Dann, nachdem Ginger und die Wildhearts mit melodischen Punk´n´Roll schonmal ordentlich Alarm ausgelöst haben, nehmen Slash feat. Myles Kennedy & The Conspirators die Bühne in Besitz. Der “Nighttrain” beginnt die Fahrt und nach wenigen Takten ist klar: feuilletonistisches Kultur-Herumphilosophieren ist eine Sache, Rock´n´Roll eine ganz andere. Hut, Brille, Krusselhaare im Gesicht sind keine Imagespielchen sondern die Maskerade eines Puppenspielers, der völlig hinter seinem Spiel zurücktritt und nur mittels der Fäden (oder besser Saiten) in seinen Händen kommuniziert.
Slash animiert sein Publikum nicht, er spricht oder blickt es nichteinmal an. In den besten Phasen der knapp zwei Stunden erzeugt der passionierte Schlangezüchter Momente magischer Nähe zum Hörer. Mit rasanten Läufen massiert er dann das Rocker-Herz, nur um es im nächsten Augenblick mit einem gequälten Bending schmerzhaft zusammenzudrücken. Das sind die seltenen Augenblicke, wegen denen man Konzerte besucht.
Auch wenn Slash post Guns N' Roses Einiges auf die Beine gestellt hat, und das aktuelle Album „Apocalyptic Love“ mit seinen tiefsitzenden Rockern und Großformatigen Hymnen keine Wünsche offen lässt, ragen die Titel seiner Ur-Band aus dem Programm heraus, wie die Alpen über den Schwarzwald. Nach langer Abstinenz wird einem plötzlich wieder klar, was für fantastische Songs Axel, Izzy und Co damals wie am Fließband rausgehauen haben: „Civil War“, „Rocket Queen“, „Sweet Child O' Mine” und – mit Abstrichen –, das unvermeindliche „Paradise City“. Unter normalen Umsatänden, würden im Übrigen auch jüngere Großtaten wie „Not for Me”, eine Abrechnung mit dem exzessiven Hollywood-Lifestyle, oder der epische Stadionrocker „Anastasia” Bestnoten erzielen.
Unbestreitbarer Höhepunkt ist dann auch das aus der Miles-Kennedy-Ära stammende „Starlight“. Eine Power-Ballade, bei welcher der hauptamtliche Alter-Bridge Sänger seinen ungefähr 27-Oktaven umspannenden Stimmumfang ungehemmt ausspielen kann, Hammer.
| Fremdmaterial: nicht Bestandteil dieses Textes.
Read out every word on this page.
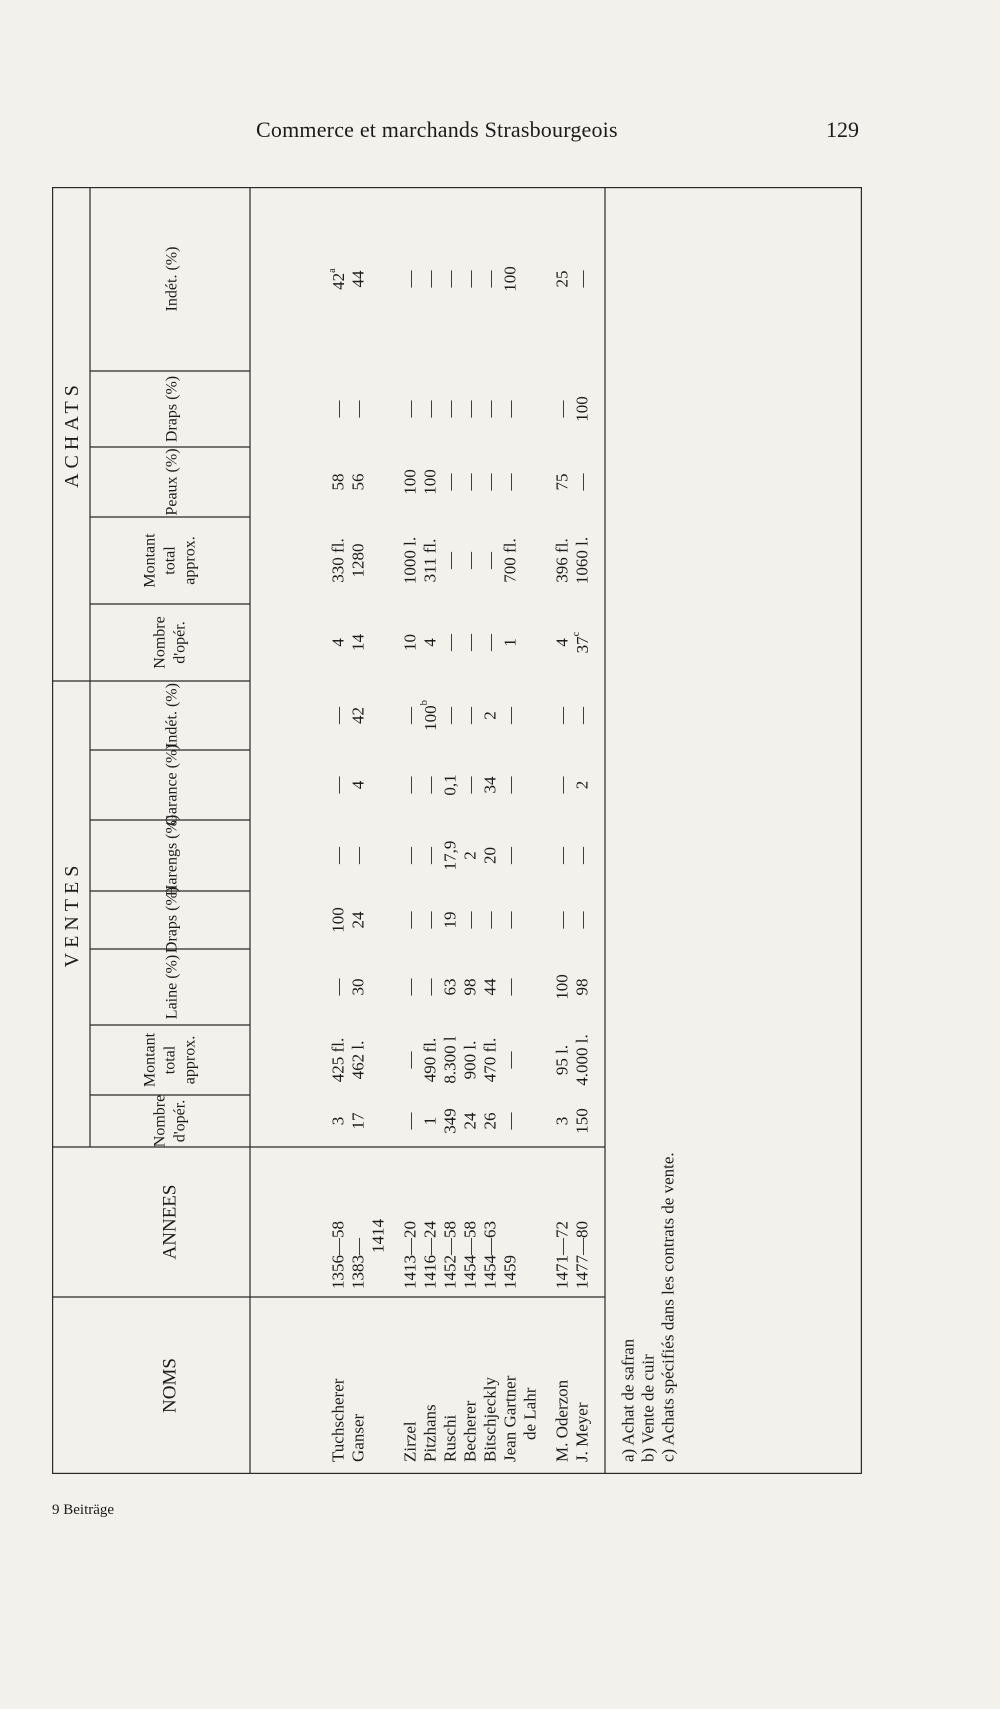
Commerce et marchands Strasbourgeois	129
VENTES
ACHATS
NOMS
ANNEES
Nombre d'opér.
Montant total approx.
Laine (%)
Draps (%)
Harengs (%)
Garance (%)
Indét. (%)
Nombre d'opér.
Montant total approx.
Peaux (%)
Draps (%)
Indét. (%)
Tuchscherer
1356—58
3
425 fl.
—
100
—
—
—
4
330 fl.
58
—
42$^a$
Ganser
1383—
1414
17
462 l.
30
24
—
4
42
14
1280
56
—
44
Zirzel
1413—20
—
—
—
—
—
—
—
10
1000 l.
100
—
—
Pitzhans
1416—24
1
490 fl.
—
—
—
—
100$^b$
4
311 fl.
100
—
—
Ruschi
1452—58
349
8.300 l
63
19
17,9
0,1
—
—
—
—
—
—
Becherer
1454—58
24
900 l.
98
—
2
—
—
—
—
—
—
—
Bitschjeckly
1454—63
26
470 fl.
44
—
20
34
2
—
—
—
—
—
Jean Gartner de Lahr
1459
—
—
—
—
—
—
—
1
700 fl.
—
—
100
M. Oderzon
1471—72
3
95 l.
100
—
—
—
—
4
396 fl.
75
—
25
J. Meyer
1477—80
150
4.000 l.
98
—
—
2
—
37$^c$
1060 l.
—
100
—
a) Achat de safran b) Vente de cuir c) Achats spécifiés dans les contrats de vente.
9 Beiträge
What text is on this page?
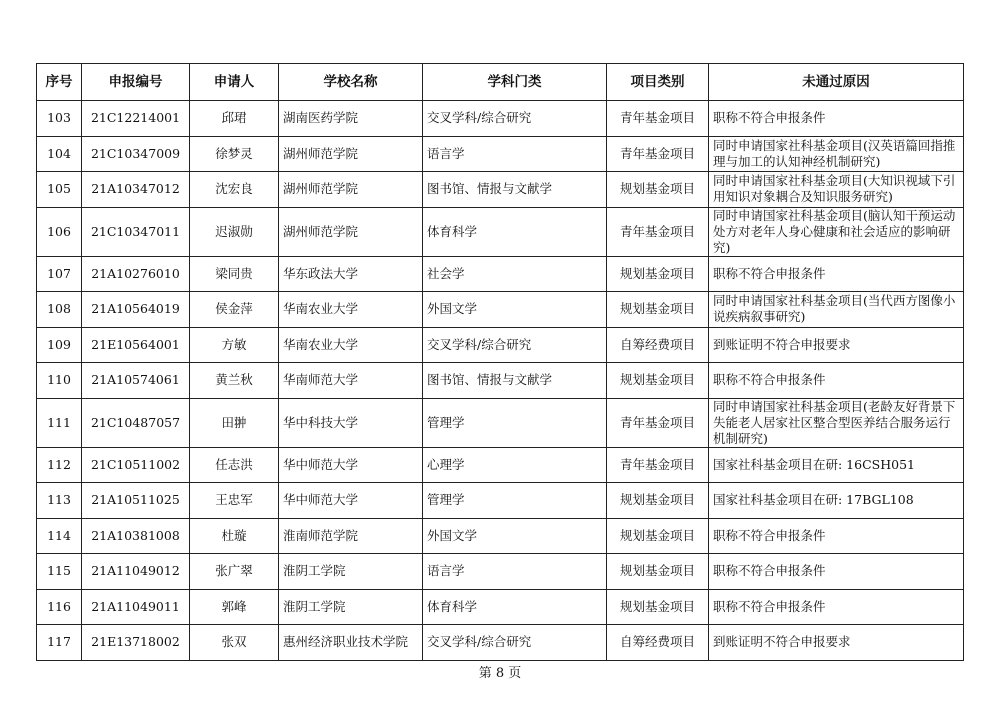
序号	申报编号	申请人	学校名称	学科门类	项目类别	未通过原因
103	21C12214001	邱珺	湖南医药学院	交叉学科/综合研究	青年基金项目	职称不符合申报条件
104	21C10347009	徐梦灵	湖州师范学院	语言学	青年基金项目	同时申请国家社科基金项目(汉英语篇回指推理与加工的认知神经机制研究)
105	21A10347012	沈宏良	湖州师范学院	图书馆、情报与文献学	规划基金项目	同时申请国家社科基金项目(大知识视域下引用知识对象耦合及知识服务研究)
106	21C10347011	迟淑勋	湖州师范学院	体育科学	青年基金项目	同时申请国家社科基金项目(脑认知干预运动处方对老年人身心健康和社会适应的影响研究)
107	21A10276010	梁同贵	华东政法大学	社会学	规划基金项目	职称不符合申报条件
108	21A10564019	侯金萍	华南农业大学	外国文学	规划基金项目	同时申请国家社科基金项目(当代西方图像小说疾病叙事研究)
109	21E10564001	方敏	华南农业大学	交叉学科/综合研究	自筹经费项目	到账证明不符合申报要求
110	21A10574061	黄兰秋	华南师范大学	图书馆、情报与文献学	规划基金项目	职称不符合申报条件
111	21C10487057	田翀	华中科技大学	管理学	青年基金项目	同时申请国家社科基金项目(老龄友好背景下失能老人居家社区整合型医养结合服务运行机制研究)
112	21C10511002	任志洪	华中师范大学	心理学	青年基金项目	国家社科基金项目在研: 16CSH051
113	21A10511025	王忠军	华中师范大学	管理学	规划基金项目	国家社科基金项目在研: 17BGL108
114	21A10381008	杜璇	淮南师范学院	外国文学	规划基金项目	职称不符合申报条件
115	21A11049012	张广翠	淮阴工学院	语言学	规划基金项目	职称不符合申报条件
116	21A11049011	郭峰	淮阴工学院	体育科学	规划基金项目	职称不符合申报条件
117	21E13718002	张双	惠州经济职业技术学院	交叉学科/综合研究	自筹经费项目	到账证明不符合申报要求
第 8 页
Unterm Strich bleibt die wiedergewonnene Erkenntnis, dass Slash trotz der vielen Höhen und Tiefen seines Phasenweise mehr als extremen Lebens, nicht nur ein grandioser Gitarrist sondern auch er selbst geblieben ist. Was nicht alle seine ehemaligen Bandkollegen von sich behaupten können.